D'ailleurs, le Conseil fédéral le prévoit partiellement déjà. L'article que je vous propose de biffer prévoit des "circonstances exceptionnelles" permettant justement la révocation des premières autorisations lorsque les circonstances ont changé. Cette règle va aussi à l'encontre des règles de confiance d'un contrat. Pour la sécurité du droit, il serait à notre avis plus simple et plus juste d'inscrire les risques dans le contrat initial.
Le problème des munitions est également extrêmement important. Ce point mérite véritablement d'être éclairci. Le SECO estime que les munitions ne sont pas des pièces de rechange, mais la loi le prévoit. Le message du Conseil fédéral va exactement dans ce sens. On parle de permettre à un Etat qui a acheté une arme à une entreprise suisse de continuer à l'utiliser, alors même qu'il se retrouverait dans une situation nouvelle, que j'ai déjà mentionnée, par exemple une guerre civile, ce qui justifierait de ne plus faire de commerce d'armes de guerre avec ce pays. La justification du Conseil fédéral selon laquelle cette disposition ne concerne que des armes particulières, par exemple la DCA, ne nous a pas convaincus non plus.

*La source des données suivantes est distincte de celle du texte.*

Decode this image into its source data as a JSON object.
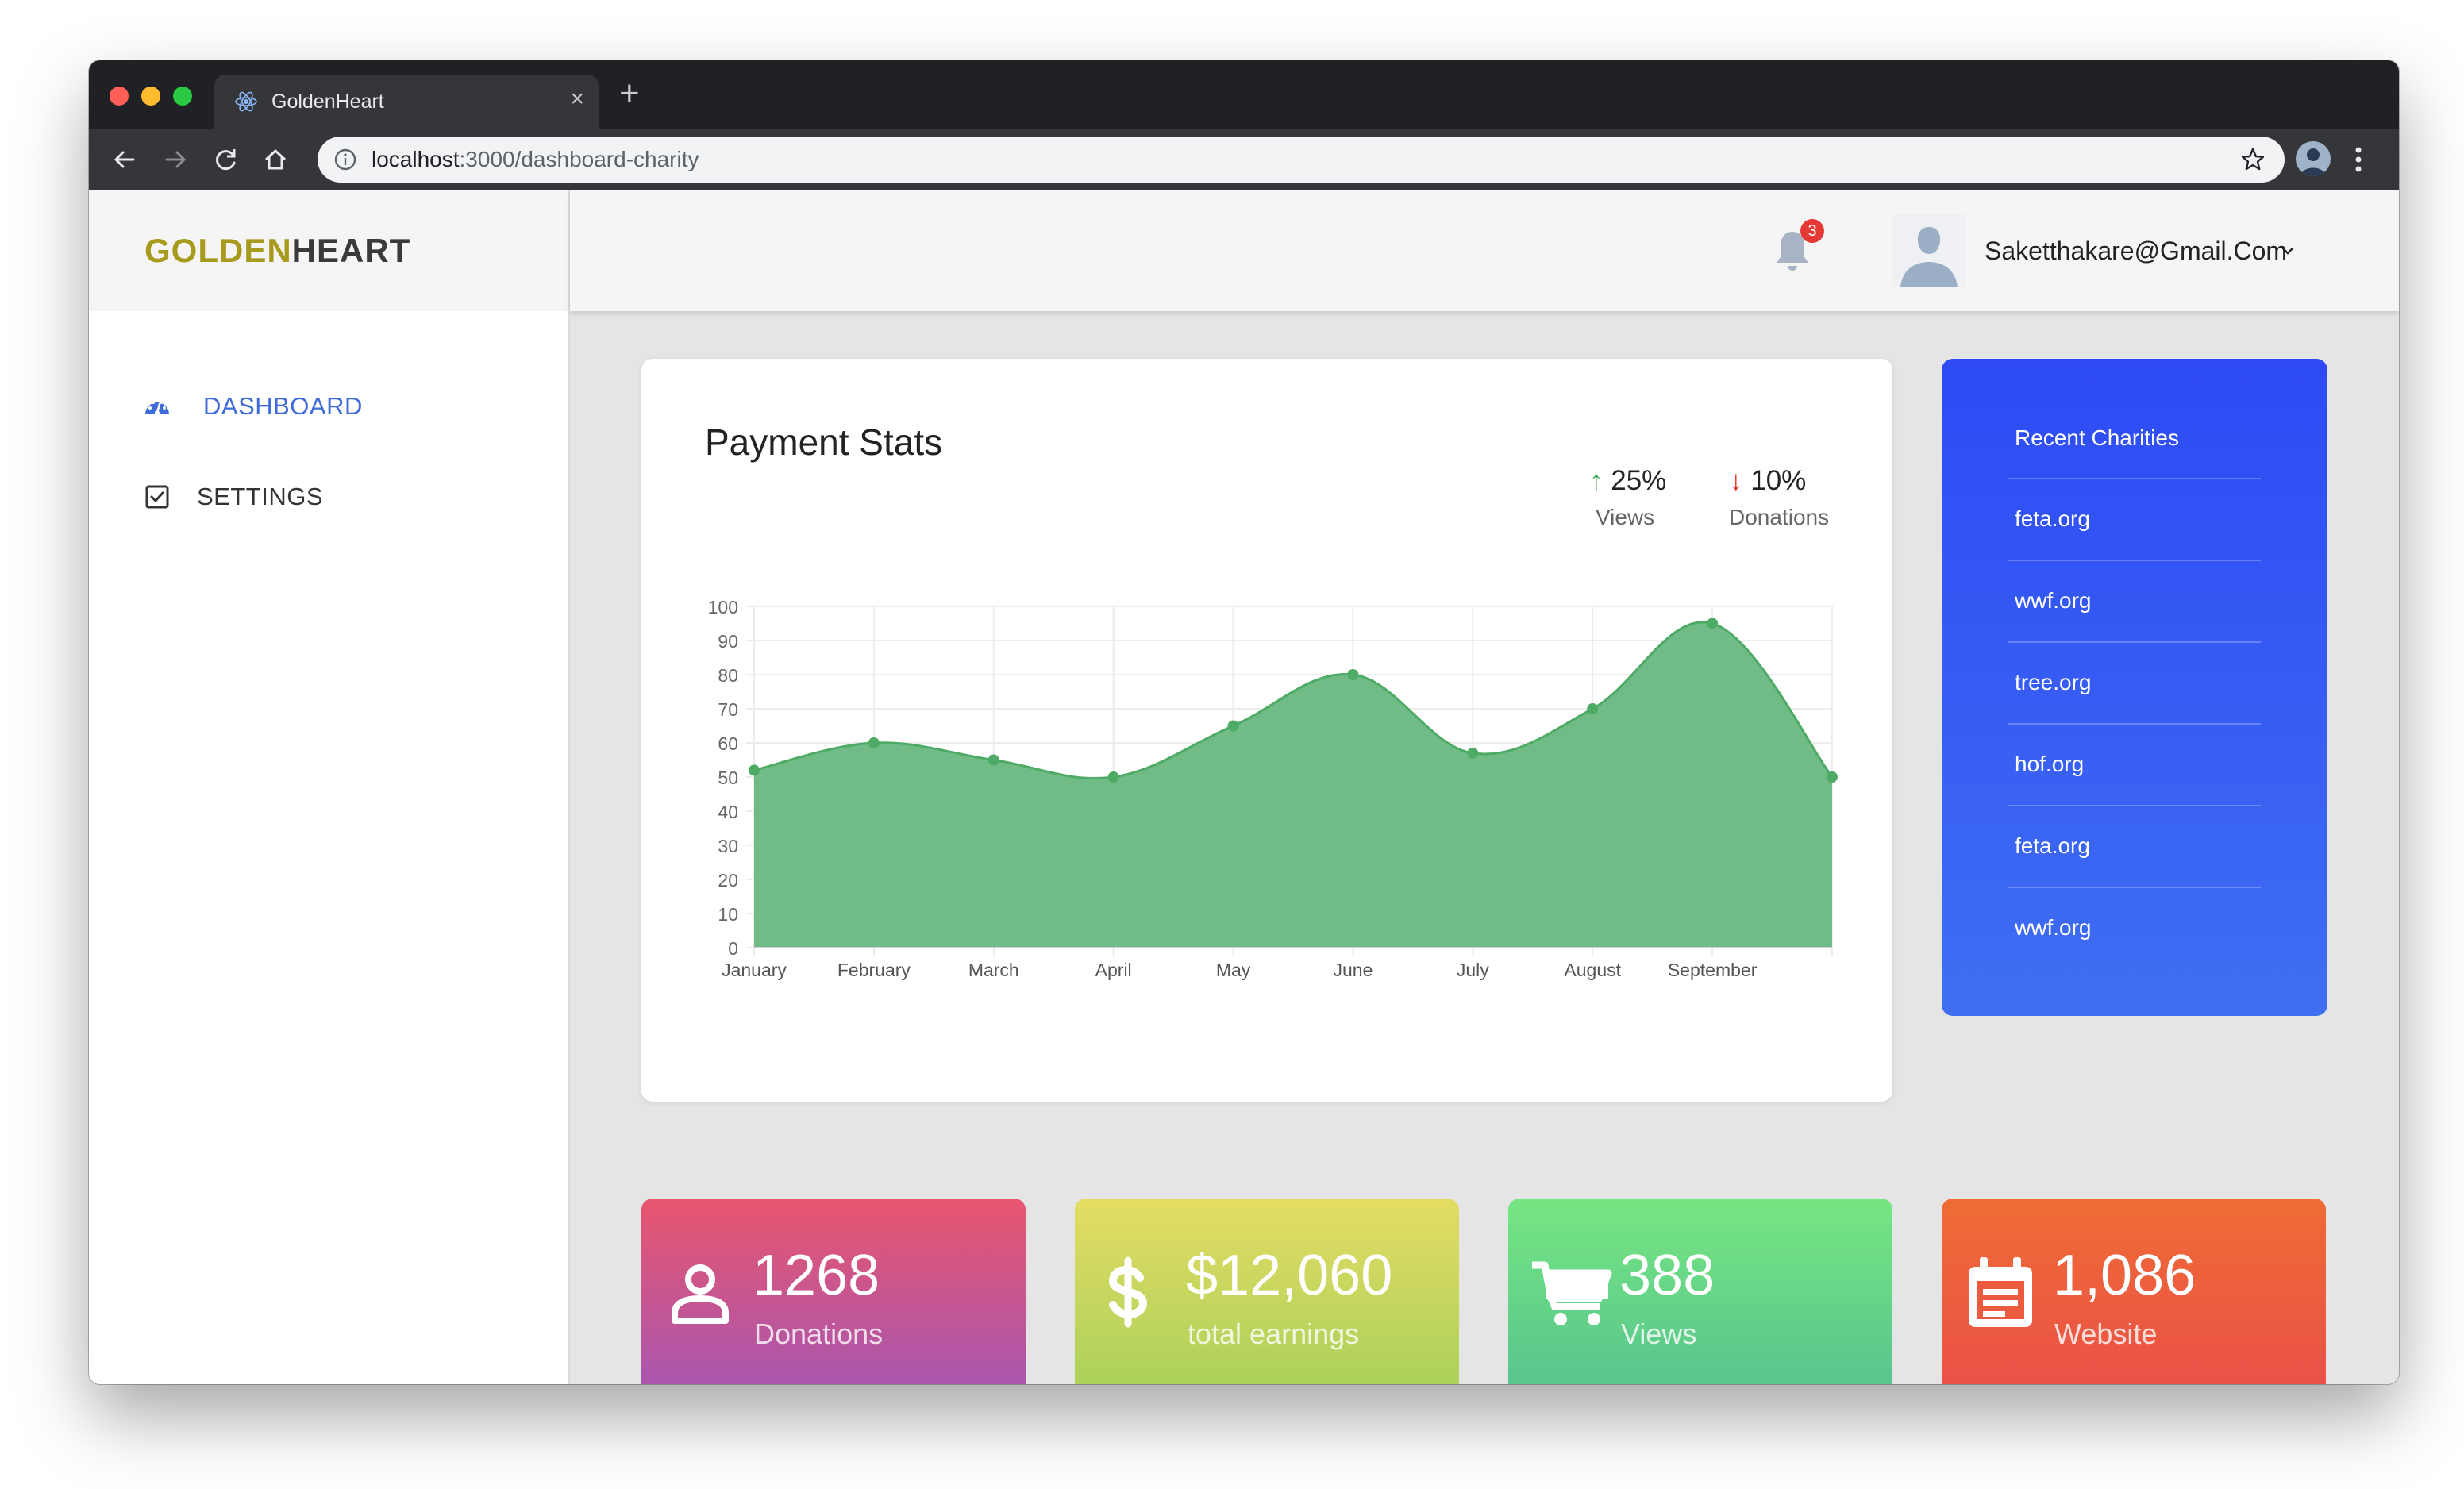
{
  "browser": {
    "tab_title": "GoldenHeart",
    "new_tab_label": "+",
    "close_label": "×",
    "url_host": "localhost",
    "url_path": ":3000/dashboard-charity"
  },
  "brand": {
    "part1": "GOLDEN",
    "part2": "HEART"
  },
  "topbar": {
    "notification_count": "3",
    "user_email": "Saketthakare@Gmail.Com"
  },
  "sidebar": {
    "items": [
      {
        "label": "DASHBOARD",
        "icon": "dashboard-gauge-icon",
        "active": true,
        "color": "#3f6bd8"
      },
      {
        "label": "SETTINGS",
        "icon": "checkbox-icon",
        "active": false,
        "color": "#333333"
      }
    ]
  },
  "payment_stats": {
    "title": "Payment Stats",
    "stats": [
      {
        "value": "25%",
        "label": "Views",
        "direction": "up",
        "arrow": "↑"
      },
      {
        "value": "10%",
        "label": "Donations",
        "direction": "down",
        "arrow": "↓"
      }
    ]
  },
  "chart_data": {
    "type": "area",
    "categories": [
      "January",
      "February",
      "March",
      "April",
      "May",
      "June",
      "July",
      "August",
      "September",
      ""
    ],
    "values": [
      52,
      60,
      55,
      50,
      65,
      80,
      57,
      70,
      95,
      50
    ],
    "ylim": [
      0,
      100
    ],
    "yticks": [
      "0",
      "10",
      "20",
      "30",
      "40",
      "50",
      "60",
      "70",
      "80",
      "90",
      "100"
    ],
    "grid": true,
    "fill_color": "#6dba84",
    "point_color": "#4eab66"
  },
  "recent_charities": {
    "title": "Recent Charities",
    "items": [
      "feta.org",
      "wwf.org",
      "tree.org",
      "hof.org",
      "feta.org",
      "wwf.org"
    ]
  },
  "tiles": [
    {
      "value": "1268",
      "label": "Donations",
      "icon": "user-icon"
    },
    {
      "value": "$12,060",
      "label": "total earnings",
      "icon": "dollar-icon"
    },
    {
      "value": "388",
      "label": "Views",
      "icon": "cart-icon"
    },
    {
      "value": "1,086",
      "label": "Website",
      "icon": "calendar-icon"
    }
  ]
}
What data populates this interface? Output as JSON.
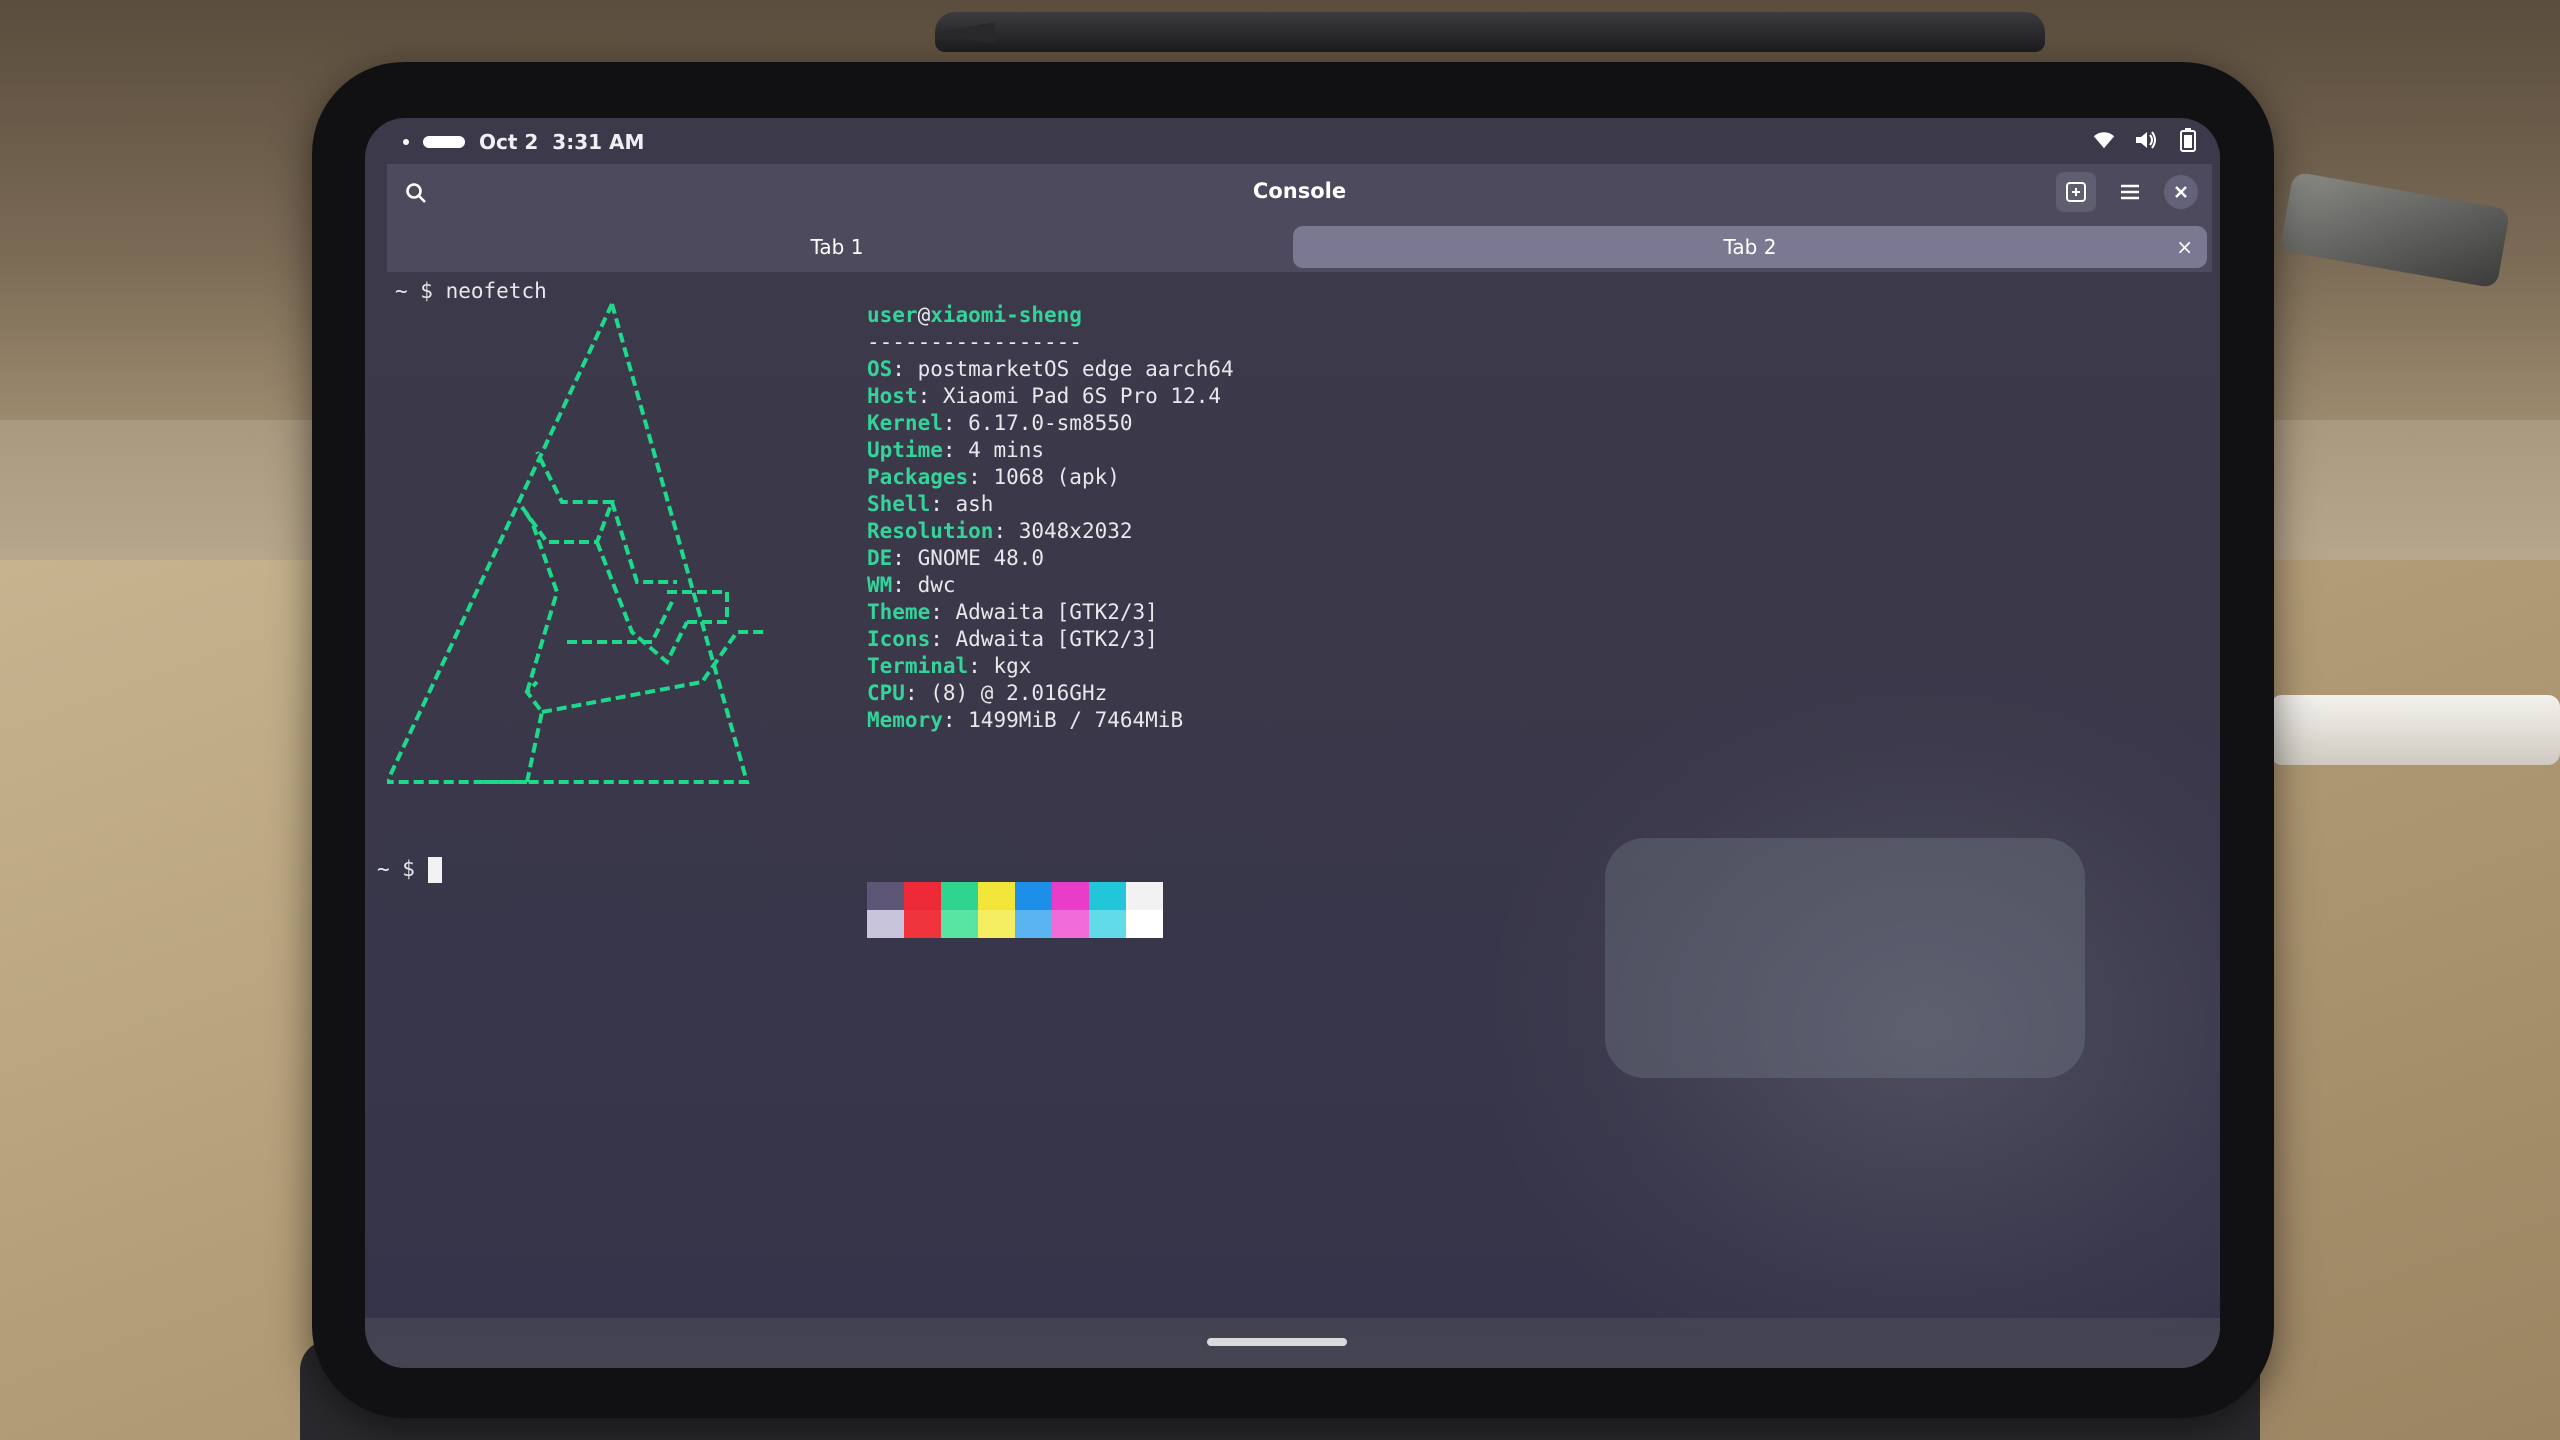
{
  "statusbar": {
    "date": "Oct 2",
    "time": "3:31 AM",
    "icons": [
      "wifi-icon",
      "volume-icon",
      "battery-icon"
    ]
  },
  "window": {
    "title": "Console"
  },
  "tabs": [
    {
      "label": "Tab 1",
      "active": false
    },
    {
      "label": "Tab 2",
      "active": true,
      "close_symbol": "×"
    }
  ],
  "terminal": {
    "prompt_symbol": "~ $",
    "command": "neofetch",
    "user": "user",
    "at": "@",
    "host": "xiaomi-sheng",
    "separator": "-----------------",
    "info": [
      {
        "key": "OS",
        "value": "postmarketOS edge aarch64"
      },
      {
        "key": "Host",
        "value": "Xiaomi Pad 6S Pro 12.4"
      },
      {
        "key": "Kernel",
        "value": "6.17.0-sm8550"
      },
      {
        "key": "Uptime",
        "value": "4 mins"
      },
      {
        "key": "Packages",
        "value": "1068 (apk)"
      },
      {
        "key": "Shell",
        "value": "ash"
      },
      {
        "key": "Resolution",
        "value": "3048x2032"
      },
      {
        "key": "DE",
        "value": "GNOME 48.0"
      },
      {
        "key": "WM",
        "value": "dwc"
      },
      {
        "key": "Theme",
        "value": "Adwaita [GTK2/3]"
      },
      {
        "key": "Icons",
        "value": "Adwaita [GTK2/3]"
      },
      {
        "key": "Terminal",
        "value": "kgx"
      },
      {
        "key": "CPU",
        "value": "(8) @ 2.016GHz"
      },
      {
        "key": "Memory",
        "value": "1499MiB / 7464MiB"
      }
    ],
    "palette_top": [
      "#5d5677",
      "#ef2a38",
      "#2fd48f",
      "#f2e53a",
      "#1e8fe8",
      "#e93cc8",
      "#21c6d8",
      "#f2f2f2"
    ],
    "palette_bottom": [
      "#c8c4dc",
      "#f0343e",
      "#58e5a4",
      "#f6ee62",
      "#5ab4f2",
      "#f06ad8",
      "#62dbe8",
      "#ffffff"
    ],
    "logo_color": "#1fd98b"
  },
  "colors": {
    "header_bg": "#4c4a5c",
    "active_tab_bg": "#7b7992",
    "accent": "#34d399"
  }
}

L'exemple des Etats-Unis lors de la guerre d'Irak en 2003 est assez intéressant à cet égard. La Suisse exportait à l'époque des pièces de rechange pour les F/A-18 de l'armée américaine. Lors de l'invasion de l'Irak, qui n'a initialement pas été autorisée par l'ONU, le Conseil fédéral a estimé nécessaire de déroger à l'interdiction estimant que cela ne violait pas la loi et que les pièces de rechange ne contribuaient finalement pas à alimenter l'effort de guerre des Etats-Unis.
A notre avis, cet argument n'est pas admissible. D'abord, la guerre a été justifiée par un mensonge; ensuite, l'ONU n'a pas donné son aval, ce qui constitue donc une violation des conventions en vigueur. Cette guerre a été menée majoritairement par des avions de chasse, par des F/A-18 qui volent justement grâce aux pièces de rechange livrées par la Suisse.
Nous vous proposons donc d'adopter la minorité Fivaz Fabien à l'article 23.